Konzerne diktieren Bildungspolitik

Sie sprachen die Lobbyarbeit von Unternehmerverbänden an, die letztlich zum Gelingen des Projekts beigetragen hat. Wie ist das abgelaufen?

Eingefädelt wurde all das von den Kammern unter Federführung der Stuttgarter Dieter von Holtzbrinck Stiftung und mit Hilfe ihres langjährigen Vertrauensmanns im Kultusministerium, natürlich unter Ausschluss der Öffentlichkeit. Dann hat die Vorgängerregierung aus Grünen und SPD die Hinterzimmerentscheidung gegen den Widerstand von vielen Fachleuten umgesetzt. Das wurde noch mit einem öffentlichen Anhörungsverfahren bemäntelt, das aber fast völlig folgenlos blieb.

Holtzbrinck-Medien wie Handelsblatt, Wirtschaftswoche und Die Zeit fahren seit Jahren journalistische Kampagnen für ein Soloschulfach „Wirtschaft“. Baden-Württemberg ist ein Exempel dafür, wie sich Parlament und Regierung die Bildungspolitik von Konzernen, Wirtschaftsverbänden und Unternehmensstiftungen aus der Hand nehmen lassen.

Sie hatten bereits vor zwei Jahren beanstandet, die Bildungsplanentwürfe orientierten sich an einem Auftragsgutachten des Unternehmerlagers. Was stand da drin?

Den Wirtschaftsverbänden kam es darauf an, den Konsens über eine sozioökonomische, sozialwissenschaftlich ausgerichtete Bildung aufzukündigen. Sie setzten auf eine rein wirtschaftswissenschaftliche Ausrichtung und wollten damit auch der Kampagne für ein Separatfach neuen Schub geben. Dabei streuten sie die Spekulation, die ökonomische Bildung würde sich verbessern, wenn man sie von der politischen und gesellschaftlichen Bildung abtrennt. Man wollte einen privilegierten Ankerplatz für unternehmerische und wirtschaftspolitische Partikularinteressen. Der Wunsch wurde jetzt erfüllt. Was damit in und mit der politischen Bildung angerichtet wird, ist egal.

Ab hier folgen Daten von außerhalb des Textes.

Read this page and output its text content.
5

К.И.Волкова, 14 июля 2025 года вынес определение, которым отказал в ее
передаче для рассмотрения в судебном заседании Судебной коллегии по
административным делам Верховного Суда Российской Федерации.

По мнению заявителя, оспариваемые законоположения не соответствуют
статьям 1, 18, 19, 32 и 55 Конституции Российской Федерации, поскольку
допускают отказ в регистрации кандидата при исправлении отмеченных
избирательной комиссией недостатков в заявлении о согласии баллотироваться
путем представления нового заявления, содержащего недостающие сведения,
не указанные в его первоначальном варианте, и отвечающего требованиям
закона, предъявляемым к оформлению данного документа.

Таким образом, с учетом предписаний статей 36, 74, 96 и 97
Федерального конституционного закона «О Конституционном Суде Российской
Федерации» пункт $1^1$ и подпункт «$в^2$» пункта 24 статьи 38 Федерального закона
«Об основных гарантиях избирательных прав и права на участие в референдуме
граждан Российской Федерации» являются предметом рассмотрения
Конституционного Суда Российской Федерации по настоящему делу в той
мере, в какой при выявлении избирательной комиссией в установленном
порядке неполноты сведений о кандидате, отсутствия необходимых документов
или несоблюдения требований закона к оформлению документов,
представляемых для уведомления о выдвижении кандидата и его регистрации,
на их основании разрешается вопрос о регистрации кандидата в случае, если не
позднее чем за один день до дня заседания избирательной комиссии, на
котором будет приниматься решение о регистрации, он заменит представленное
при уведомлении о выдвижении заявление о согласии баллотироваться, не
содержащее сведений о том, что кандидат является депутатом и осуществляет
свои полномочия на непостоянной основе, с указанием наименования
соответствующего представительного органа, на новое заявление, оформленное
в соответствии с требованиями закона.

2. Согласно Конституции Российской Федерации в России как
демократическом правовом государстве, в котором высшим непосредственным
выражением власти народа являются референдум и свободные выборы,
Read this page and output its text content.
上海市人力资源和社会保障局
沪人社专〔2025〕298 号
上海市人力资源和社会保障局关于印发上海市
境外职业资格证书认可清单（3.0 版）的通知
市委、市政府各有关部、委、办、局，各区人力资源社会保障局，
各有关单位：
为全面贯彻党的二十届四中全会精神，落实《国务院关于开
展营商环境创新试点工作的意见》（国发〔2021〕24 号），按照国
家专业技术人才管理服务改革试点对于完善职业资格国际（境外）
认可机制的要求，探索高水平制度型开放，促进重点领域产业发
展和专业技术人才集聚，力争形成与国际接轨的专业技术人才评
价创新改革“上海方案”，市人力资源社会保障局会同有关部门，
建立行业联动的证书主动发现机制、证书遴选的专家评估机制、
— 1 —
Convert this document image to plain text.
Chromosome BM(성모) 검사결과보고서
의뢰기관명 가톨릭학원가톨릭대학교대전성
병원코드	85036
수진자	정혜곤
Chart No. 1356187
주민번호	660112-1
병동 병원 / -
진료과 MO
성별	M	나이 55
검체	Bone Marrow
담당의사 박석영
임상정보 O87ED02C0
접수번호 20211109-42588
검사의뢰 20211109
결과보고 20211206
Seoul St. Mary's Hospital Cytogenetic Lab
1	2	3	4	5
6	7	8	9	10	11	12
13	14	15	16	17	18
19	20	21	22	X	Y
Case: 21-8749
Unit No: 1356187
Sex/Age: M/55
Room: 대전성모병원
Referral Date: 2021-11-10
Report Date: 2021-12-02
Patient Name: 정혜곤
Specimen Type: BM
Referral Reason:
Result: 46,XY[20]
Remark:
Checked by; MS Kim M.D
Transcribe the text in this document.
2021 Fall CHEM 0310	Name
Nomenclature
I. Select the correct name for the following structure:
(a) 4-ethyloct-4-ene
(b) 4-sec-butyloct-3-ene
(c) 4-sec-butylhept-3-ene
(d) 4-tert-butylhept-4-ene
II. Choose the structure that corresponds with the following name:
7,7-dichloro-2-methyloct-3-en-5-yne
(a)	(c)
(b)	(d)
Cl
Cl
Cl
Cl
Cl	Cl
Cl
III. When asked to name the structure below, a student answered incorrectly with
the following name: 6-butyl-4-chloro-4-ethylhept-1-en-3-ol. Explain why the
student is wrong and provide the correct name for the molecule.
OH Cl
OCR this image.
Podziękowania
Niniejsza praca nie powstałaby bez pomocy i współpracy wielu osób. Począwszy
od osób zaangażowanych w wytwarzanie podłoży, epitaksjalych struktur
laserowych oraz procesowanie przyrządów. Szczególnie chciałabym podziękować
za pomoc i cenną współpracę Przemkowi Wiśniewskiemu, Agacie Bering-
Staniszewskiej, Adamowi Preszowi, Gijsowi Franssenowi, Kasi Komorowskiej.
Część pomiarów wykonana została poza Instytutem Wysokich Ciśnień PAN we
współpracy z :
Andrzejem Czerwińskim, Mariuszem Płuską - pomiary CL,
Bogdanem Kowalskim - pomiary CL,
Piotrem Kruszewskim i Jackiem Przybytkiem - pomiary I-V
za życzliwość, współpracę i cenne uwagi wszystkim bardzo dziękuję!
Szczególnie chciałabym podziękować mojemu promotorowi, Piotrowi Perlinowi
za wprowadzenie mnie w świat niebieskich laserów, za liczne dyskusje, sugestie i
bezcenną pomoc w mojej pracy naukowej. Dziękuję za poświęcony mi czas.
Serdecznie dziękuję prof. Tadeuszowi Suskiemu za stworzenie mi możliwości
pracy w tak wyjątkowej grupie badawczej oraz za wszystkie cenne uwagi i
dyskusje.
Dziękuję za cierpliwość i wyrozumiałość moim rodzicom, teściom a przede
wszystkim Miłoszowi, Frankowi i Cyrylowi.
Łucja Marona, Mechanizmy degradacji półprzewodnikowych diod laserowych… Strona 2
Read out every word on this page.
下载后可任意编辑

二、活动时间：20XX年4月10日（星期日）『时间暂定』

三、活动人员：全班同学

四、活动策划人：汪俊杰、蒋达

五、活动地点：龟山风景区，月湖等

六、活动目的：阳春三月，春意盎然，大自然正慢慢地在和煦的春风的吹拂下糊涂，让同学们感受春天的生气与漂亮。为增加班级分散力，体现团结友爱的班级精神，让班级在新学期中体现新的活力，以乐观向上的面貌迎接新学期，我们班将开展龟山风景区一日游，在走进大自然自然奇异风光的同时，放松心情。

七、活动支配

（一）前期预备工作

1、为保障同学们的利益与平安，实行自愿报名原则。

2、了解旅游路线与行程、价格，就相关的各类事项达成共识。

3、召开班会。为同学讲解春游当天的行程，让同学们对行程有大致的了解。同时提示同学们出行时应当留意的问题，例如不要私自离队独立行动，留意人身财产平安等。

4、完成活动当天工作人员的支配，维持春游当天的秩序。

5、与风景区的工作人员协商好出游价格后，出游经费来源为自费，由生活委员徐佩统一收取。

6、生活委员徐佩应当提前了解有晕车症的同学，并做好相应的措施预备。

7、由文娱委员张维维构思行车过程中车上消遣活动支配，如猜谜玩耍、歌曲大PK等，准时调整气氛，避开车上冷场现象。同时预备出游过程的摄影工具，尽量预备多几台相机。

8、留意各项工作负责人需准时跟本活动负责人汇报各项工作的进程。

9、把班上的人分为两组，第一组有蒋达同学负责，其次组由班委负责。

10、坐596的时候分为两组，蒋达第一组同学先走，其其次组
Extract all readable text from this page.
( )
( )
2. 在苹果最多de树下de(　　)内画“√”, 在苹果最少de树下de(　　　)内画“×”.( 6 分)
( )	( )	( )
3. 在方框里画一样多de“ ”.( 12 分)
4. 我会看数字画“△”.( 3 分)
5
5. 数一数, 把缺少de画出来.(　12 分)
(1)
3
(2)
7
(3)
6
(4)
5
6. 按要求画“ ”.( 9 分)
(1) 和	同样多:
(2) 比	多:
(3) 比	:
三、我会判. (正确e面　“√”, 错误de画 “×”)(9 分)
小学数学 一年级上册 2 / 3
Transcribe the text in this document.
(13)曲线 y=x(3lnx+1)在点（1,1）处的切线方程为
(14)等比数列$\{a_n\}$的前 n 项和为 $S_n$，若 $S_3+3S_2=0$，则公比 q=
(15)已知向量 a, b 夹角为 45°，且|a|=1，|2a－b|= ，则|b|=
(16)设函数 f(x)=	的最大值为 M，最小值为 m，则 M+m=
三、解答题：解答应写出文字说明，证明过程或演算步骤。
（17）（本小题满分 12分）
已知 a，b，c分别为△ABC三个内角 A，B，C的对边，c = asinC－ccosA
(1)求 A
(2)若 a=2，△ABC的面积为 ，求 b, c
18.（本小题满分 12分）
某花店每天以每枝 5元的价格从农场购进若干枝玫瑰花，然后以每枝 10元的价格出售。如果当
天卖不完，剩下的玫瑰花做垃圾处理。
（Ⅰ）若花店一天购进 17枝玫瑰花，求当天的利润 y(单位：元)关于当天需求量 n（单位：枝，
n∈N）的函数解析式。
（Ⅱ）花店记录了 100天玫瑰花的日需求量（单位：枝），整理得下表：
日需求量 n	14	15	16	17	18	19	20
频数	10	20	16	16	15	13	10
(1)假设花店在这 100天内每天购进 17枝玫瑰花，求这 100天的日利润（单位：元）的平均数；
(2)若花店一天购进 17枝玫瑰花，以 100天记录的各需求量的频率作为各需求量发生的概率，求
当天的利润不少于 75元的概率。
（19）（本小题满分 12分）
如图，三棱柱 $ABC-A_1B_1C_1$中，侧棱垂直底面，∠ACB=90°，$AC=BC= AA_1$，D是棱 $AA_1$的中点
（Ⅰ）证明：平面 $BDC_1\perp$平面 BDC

Im Zentrum dieses Gutachtens stand, dass Schülerinnen und Schüler die Denkmuster und Modelle des Mainstreams der Wirtschaftswissenschaften erlernen, akzeptieren und einüben sollen. Alternative Ansätze aus den Wirtschaftswissenschaften kamen so gut wie gar nicht vor, Konzepte aus anderen Sozialwissenschaften fehlten völlig. Ökonomisches Denken wurde auf wirtschaftliche, das heißt monetäre Effizienz nach dem Kosten-Nutzen-Kalkül als wichtigstem Bewertungsmaßstab fokussiert. Das Grundmodell umfasste die Dimensionen Individuum, wirtschaftliche Interaktion und Ordnung/System und ignorierte die Dimensionen Gesellschaft und Politik. Dass individuelle wirtschaftliche Entscheidungen immer in soziale Kontexte eingebettet sind – man denke an Arbeit und Konsum –, das spielt in dem Konzept keine Rolle. Es kennt weder Organisationen noch Institutionen und fixiert sich auf die schlichte Unterscheidung Staat versus Markt. Mit diesem Instrumentarium kann man sich kein realistisches Bild von Wirtschaft machen.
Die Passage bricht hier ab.